Für Februar, März und April haben 75 Anbieter Preiserhöhungen von durchschnittlich 3,4 Prozent angekündigt oder bereits durchgeführt. Eine vierköpfige Familie mit einem Jahresverbrauch von 4.000 kWh erwarten Mehrkosten von durchschnittlich 42 Euro pro Jahr.

„Statt wie in der Vergangenheit üblich zum 1. Januar die Preise anzupassen, verschieben immer mehr Versorger ins Frühjahr“, erklärt Jan Lengerke, Mitglied der Geschäftsleitung von Verivox. „Wir rechnen mit weiteren Preiserhöhungen in den nächsten Wochen.“

Bereits zu Beginn des Jahres hatten 354 Grundversorger an der Preisschraube gedreht. Damit hat unterm Strich in den ersten Monaten 2017 die Hälfte aller Versorger ihre Strompreise erhöht.

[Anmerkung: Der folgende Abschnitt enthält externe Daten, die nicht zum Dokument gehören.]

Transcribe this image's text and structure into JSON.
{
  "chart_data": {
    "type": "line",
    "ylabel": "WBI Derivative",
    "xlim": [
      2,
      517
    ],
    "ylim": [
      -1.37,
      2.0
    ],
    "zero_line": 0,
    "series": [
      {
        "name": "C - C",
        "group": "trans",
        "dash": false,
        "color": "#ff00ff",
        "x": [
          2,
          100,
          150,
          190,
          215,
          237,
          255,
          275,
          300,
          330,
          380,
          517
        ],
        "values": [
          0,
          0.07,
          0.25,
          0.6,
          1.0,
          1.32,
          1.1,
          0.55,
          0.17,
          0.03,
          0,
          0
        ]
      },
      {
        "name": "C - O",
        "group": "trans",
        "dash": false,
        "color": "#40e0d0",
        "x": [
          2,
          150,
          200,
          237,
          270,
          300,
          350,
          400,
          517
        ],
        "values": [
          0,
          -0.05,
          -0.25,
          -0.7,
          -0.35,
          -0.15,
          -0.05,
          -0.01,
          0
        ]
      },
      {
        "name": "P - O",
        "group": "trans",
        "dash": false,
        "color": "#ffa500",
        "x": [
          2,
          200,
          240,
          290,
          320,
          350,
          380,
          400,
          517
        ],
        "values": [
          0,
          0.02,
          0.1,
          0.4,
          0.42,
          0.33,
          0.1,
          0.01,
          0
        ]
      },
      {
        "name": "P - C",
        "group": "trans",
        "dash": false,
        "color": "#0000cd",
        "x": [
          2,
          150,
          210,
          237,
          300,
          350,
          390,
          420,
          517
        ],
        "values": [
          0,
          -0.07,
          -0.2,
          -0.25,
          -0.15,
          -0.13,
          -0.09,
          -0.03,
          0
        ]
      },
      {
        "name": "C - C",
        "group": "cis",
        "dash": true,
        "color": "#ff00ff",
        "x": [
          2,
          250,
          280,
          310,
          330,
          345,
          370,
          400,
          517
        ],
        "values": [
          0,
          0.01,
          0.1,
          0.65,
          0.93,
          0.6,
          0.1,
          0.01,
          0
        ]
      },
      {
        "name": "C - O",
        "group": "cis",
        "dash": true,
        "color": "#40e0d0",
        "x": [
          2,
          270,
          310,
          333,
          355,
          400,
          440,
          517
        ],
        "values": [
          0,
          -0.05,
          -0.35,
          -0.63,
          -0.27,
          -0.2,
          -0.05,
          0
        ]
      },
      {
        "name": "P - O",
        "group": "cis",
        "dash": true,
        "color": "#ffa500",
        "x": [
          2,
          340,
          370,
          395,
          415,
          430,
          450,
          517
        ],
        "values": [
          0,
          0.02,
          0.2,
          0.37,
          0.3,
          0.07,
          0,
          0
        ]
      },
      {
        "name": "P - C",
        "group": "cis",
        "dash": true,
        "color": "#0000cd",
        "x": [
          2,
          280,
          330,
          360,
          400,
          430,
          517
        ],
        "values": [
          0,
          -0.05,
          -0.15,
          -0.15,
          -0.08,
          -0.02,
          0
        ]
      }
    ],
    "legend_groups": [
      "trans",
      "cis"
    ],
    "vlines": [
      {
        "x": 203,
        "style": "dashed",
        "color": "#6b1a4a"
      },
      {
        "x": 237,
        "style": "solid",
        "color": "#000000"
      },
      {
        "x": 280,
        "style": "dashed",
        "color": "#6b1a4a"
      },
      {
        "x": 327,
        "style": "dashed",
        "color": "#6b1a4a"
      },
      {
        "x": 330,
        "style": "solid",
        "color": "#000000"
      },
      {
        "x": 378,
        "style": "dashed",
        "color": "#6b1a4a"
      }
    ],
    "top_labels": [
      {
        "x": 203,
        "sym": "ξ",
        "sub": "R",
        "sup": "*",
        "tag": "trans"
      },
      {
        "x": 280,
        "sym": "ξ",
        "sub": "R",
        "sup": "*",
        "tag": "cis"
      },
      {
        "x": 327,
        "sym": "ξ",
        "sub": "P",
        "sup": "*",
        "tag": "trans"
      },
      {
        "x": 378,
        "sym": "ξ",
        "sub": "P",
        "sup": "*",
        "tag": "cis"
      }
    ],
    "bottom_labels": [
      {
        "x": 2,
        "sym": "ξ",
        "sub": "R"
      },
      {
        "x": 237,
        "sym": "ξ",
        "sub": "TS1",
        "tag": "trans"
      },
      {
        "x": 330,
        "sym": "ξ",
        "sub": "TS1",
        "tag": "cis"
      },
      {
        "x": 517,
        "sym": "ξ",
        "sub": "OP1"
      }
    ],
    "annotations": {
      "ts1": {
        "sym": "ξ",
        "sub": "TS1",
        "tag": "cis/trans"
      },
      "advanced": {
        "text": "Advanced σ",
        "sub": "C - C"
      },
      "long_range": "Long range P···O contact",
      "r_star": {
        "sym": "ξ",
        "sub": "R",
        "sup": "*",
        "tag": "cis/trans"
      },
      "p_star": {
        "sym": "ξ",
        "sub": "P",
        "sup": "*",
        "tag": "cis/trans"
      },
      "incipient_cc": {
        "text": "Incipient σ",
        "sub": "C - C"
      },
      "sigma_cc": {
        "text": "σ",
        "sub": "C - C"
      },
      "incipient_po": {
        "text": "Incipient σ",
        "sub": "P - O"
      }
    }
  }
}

Steigende Umlagen, Netzgebühren und Beschaffungskosten

Ein Grund für die Preiserhöhungen ist die gestiegene Ökostrom-Umlage. Sie kletterte zum Jahreswechsel auf das Rekordhoch von 6,88 Cent je kWh. Die §19-NEV-Umlage, mit der große Stromverbraucher bei den Netzentgelten entlastet werden, stieg geringfügig auf 0,388 Cent je kWh. Gleichzeitig verteuerten sich die Netzkosten im bundesweiten Durchschnitt um 8 Prozent. Demgegenüber stehen jedoch fallende Beschaffungspreise an den Strombörsen.

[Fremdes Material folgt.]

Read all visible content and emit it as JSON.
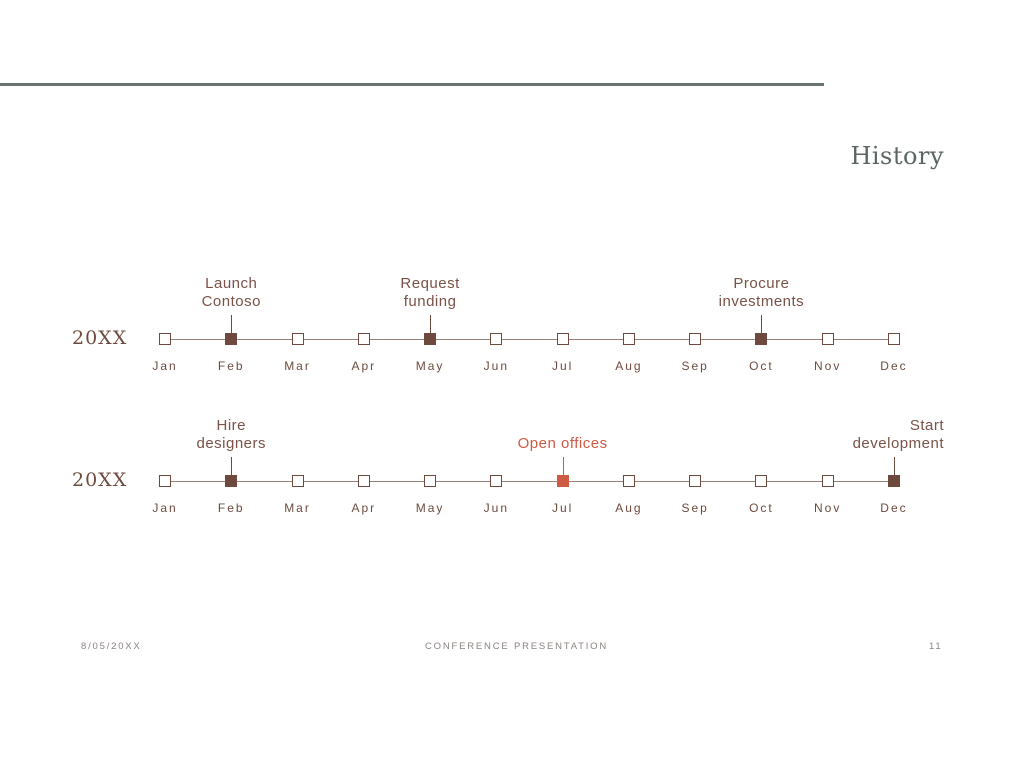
{
  "title": "History",
  "footer": {
    "date": "8/05/20XX",
    "center": "CONFERENCE PRESENTATION",
    "page": "11"
  },
  "timelines": [
    {
      "year": "20XX",
      "months": [
        "Jan",
        "Feb",
        "Mar",
        "Apr",
        "May",
        "Jun",
        "Jul",
        "Aug",
        "Sep",
        "Oct",
        "Nov",
        "Dec"
      ],
      "events": [
        {
          "month": "Feb",
          "label": "Launch\nContoso"
        },
        {
          "month": "May",
          "label": "Request\nfunding"
        },
        {
          "month": "Oct",
          "label": "Procure\ninvestments"
        }
      ]
    },
    {
      "year": "20XX",
      "months": [
        "Jan",
        "Feb",
        "Mar",
        "Apr",
        "May",
        "Jun",
        "Jul",
        "Aug",
        "Sep",
        "Oct",
        "Nov",
        "Dec"
      ],
      "events": [
        {
          "month": "Feb",
          "label": "Hire\ndesigners"
        },
        {
          "month": "Jul",
          "label": "Open offices",
          "highlight": true
        },
        {
          "month": "Dec",
          "label": "Start\ndevelopment"
        }
      ]
    }
  ],
  "colors": {
    "accent": "#6e4a3e",
    "highlight": "#cf5a42",
    "rule": "#6b7370",
    "title": "#5b6663"
  }
}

Strom in der Grundversorgung so teuer wie noch nie

Die Preise für Strom aus der Grundversorgung befinden sich auf Rekordniveau. Aktuell bezahlt ein Durchschnittshaushalt 1.223 Euro – 2 Prozent mehr als noch vor 12 Monaten. Aber auch die Preiskluft zwischen den Anbietern ist gewaltig. Ein Vierpersonenhaushalt, der aus der Grundversorgung zum besten Tarif mit verbraucherfreundlichen Bedingungen wechselt, spart derzeit im Durchschnitt 380 Euro. Noch vor zehn Jahren betrug die jährliche Ersparnis nur rund 190 Euro.

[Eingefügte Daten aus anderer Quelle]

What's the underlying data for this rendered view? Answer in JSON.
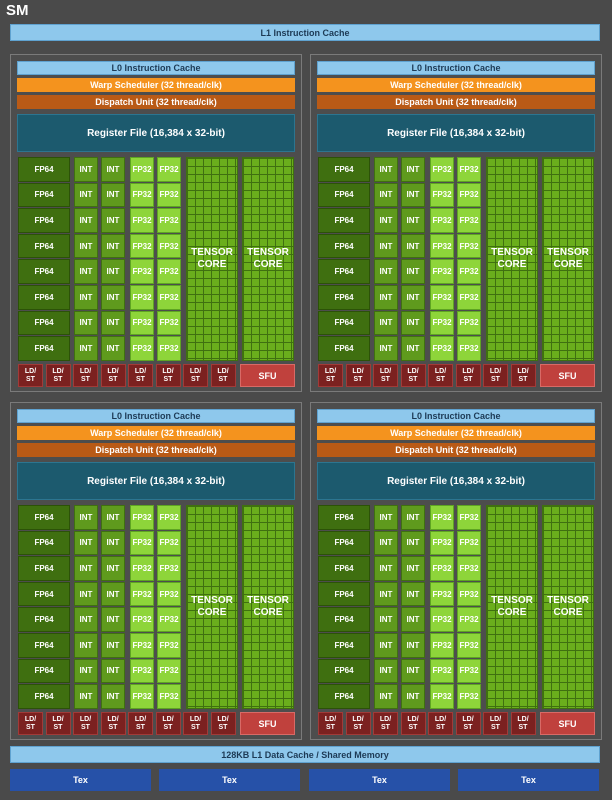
{
  "sm": {
    "title": "SM",
    "l1_instruction_cache": "L1 Instruction Cache",
    "l1_data_cache": "128KB L1 Data Cache / Shared Memory",
    "tex_units": [
      "Tex",
      "Tex",
      "Tex",
      "Tex"
    ]
  },
  "partition": {
    "l0_cache": "L0 Instruction Cache",
    "warp_scheduler": "Warp Scheduler (32 thread/clk)",
    "dispatch_unit": "Dispatch Unit (32 thread/clk)",
    "register_file": "Register File (16,384 x 32-bit)",
    "fp64_label": "FP64",
    "int_label": "INT",
    "fp32_label": "FP32",
    "tensor_core_label": "TENSOR\nCORE",
    "ldst_label": "LD/\nST",
    "sfu_label": "SFU",
    "rows_per_partition": 8,
    "ldst_count": 8
  },
  "colors": {
    "fp64": "#3f6f10",
    "int": "#5f9a1d",
    "fp32": "#8ed53a",
    "tensor_core": "#6aae1c",
    "ldst": "#7b2120",
    "sfu": "#c0413d",
    "register_file": "#1c5a6e",
    "warp_scheduler": "#f4931e",
    "dispatch_unit": "#b95a16",
    "cache": "#8ec8ec",
    "tex": "#2651a8"
  }
}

Wer jetzt eine Nachricht über eine Preiserhöhung erhält, sollte das starke Preisgefälle zwischen den Anbietern zum Wechsel nutzen. In der Regel übernimmt der neue Anbieter die Abmeldung beim bisherigen Versorger. Wer schon einmal gewechselt und einen Vertrag mit längeren Laufzeiten und Kündigungsfristen gewählt hat, sollte im Falle einer Preiserhöhung von seinem Sonderkündigungsrecht Gebrauch machen und selbst kündigen.